While powder coating is the fastest growing finishing process in the coatings industry, it is important to understand some of the current limitations. This section outlines the most crucial technical difficulties associated with using effect pigments in powder coating systems so that powder coaters can be prepared to address them. Our researchers are also developing products that will further improve performance of applications in the powder coating system.

Currently, there are two types of application systems: corona and tribo-charging. Both require effect pigments to be bonded for the application process to work most effectively in a powder-coating system. The corona application process is used most often. Tribo-charging generally is used on a very limited basis and reserved for complicated geometric-shaped parts.

In corona applications, in order for the powder coating to transfer to the grounded part, it must first pass through an electrostatic field where it accepts a negative charge and then adheres to the positively grounded part. Although the powder coating's dryblend mixture appears uniform, mica-based effect pigments have inert properties that affect their ability to accept a charge. This parameter is critical to successful powder coating applications.

Because mica-based effect pigments do not readily carry a charge, they can easily separate from the rest of the "charged" coating during their path to the part. The difference in chargeability results in a decrease in the transfer efficiency of the pearl pigment. In other words, during spray-out a portion of the uncharged pearl separates from the powder on the way to the part and falls into the collection system, which could lead to multiple problems. The most obvious result would be an uneven or mottled coating. Uncharged pearl could also collect on the deflector tip, accumulate to a large clump and then spit onto the panel. If this occurred, the concentration of the pearlescent pigment on the panel would fluctuate continuously, making it impossible to produce a consistent finish on the part in day-to-day operations.

Additionally, if the composition of the powder fluctuates in the application process the oversprayed powder cannot be recycled, since the pigment concentration is different from that of the virgin powder. Instead, coaters must spray to waste, which greatly reduces the economic benefit of using a powder coating. However, effect pigments that are bonded act as the resin does, which reduces the aforementioned shortcomings and will be recyclable or reusable.

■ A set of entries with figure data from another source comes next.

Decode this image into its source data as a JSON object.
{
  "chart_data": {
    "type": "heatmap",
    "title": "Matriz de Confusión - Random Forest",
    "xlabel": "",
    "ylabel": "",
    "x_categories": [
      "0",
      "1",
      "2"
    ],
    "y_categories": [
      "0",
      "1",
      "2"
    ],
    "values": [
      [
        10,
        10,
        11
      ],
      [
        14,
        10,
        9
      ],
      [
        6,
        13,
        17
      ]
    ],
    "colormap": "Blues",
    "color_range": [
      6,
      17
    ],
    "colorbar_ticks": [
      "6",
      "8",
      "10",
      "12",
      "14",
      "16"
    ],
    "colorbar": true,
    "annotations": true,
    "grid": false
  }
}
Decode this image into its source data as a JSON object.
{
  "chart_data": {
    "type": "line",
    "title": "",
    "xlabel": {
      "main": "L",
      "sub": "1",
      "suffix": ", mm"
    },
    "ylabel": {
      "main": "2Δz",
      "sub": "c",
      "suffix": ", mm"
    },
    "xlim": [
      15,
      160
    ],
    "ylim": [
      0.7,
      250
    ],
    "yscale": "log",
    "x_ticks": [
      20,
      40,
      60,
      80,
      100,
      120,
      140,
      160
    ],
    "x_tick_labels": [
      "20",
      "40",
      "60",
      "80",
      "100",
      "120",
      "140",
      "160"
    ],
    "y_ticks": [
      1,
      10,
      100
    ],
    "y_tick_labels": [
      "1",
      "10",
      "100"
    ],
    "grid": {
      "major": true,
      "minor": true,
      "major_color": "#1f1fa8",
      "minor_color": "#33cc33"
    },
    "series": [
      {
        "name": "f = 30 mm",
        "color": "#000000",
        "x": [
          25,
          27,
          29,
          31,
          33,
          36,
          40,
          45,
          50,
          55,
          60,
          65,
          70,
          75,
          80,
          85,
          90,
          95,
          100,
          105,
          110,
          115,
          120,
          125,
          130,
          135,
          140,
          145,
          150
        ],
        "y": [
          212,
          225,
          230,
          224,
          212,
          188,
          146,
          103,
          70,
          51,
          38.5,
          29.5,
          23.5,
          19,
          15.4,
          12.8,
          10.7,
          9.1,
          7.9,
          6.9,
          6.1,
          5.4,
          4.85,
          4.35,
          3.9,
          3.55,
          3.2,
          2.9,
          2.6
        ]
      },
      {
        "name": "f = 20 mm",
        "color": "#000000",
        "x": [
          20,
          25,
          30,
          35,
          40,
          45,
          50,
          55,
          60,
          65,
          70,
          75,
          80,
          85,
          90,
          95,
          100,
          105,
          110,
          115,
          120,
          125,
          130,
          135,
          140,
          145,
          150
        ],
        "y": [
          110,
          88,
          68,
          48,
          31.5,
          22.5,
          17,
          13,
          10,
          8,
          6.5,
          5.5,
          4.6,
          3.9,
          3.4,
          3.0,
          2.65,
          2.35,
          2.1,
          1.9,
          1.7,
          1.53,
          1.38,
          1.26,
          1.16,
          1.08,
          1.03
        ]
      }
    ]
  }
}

In the corona process, it is important to monitor the charge or kilovolt (kV) read-out on the control unit. In most situations, the voltage should be no greater than 80kV for optimum spray conditions. Higher voltages could cause a problem called back ionization. This condition occurs during electrostatic application of powder where an excessive build-up of charged powder particles limits the amount of powder that can be deposited on the substrate. The additional powder sprayed to the panel is repelled from the part, taking with it previously coated powder and forming craters.

Researchers continue to refine the efficiency of today's application methods. As an example, the powder slurries used for automotive clearcoat applications appear to be promising. In this system, the powder resin is dispersed in water. The resulting finish, which is achieved by increasing flow and leveling characteristics of the powder system, resembles the smoothness of a liquid coating.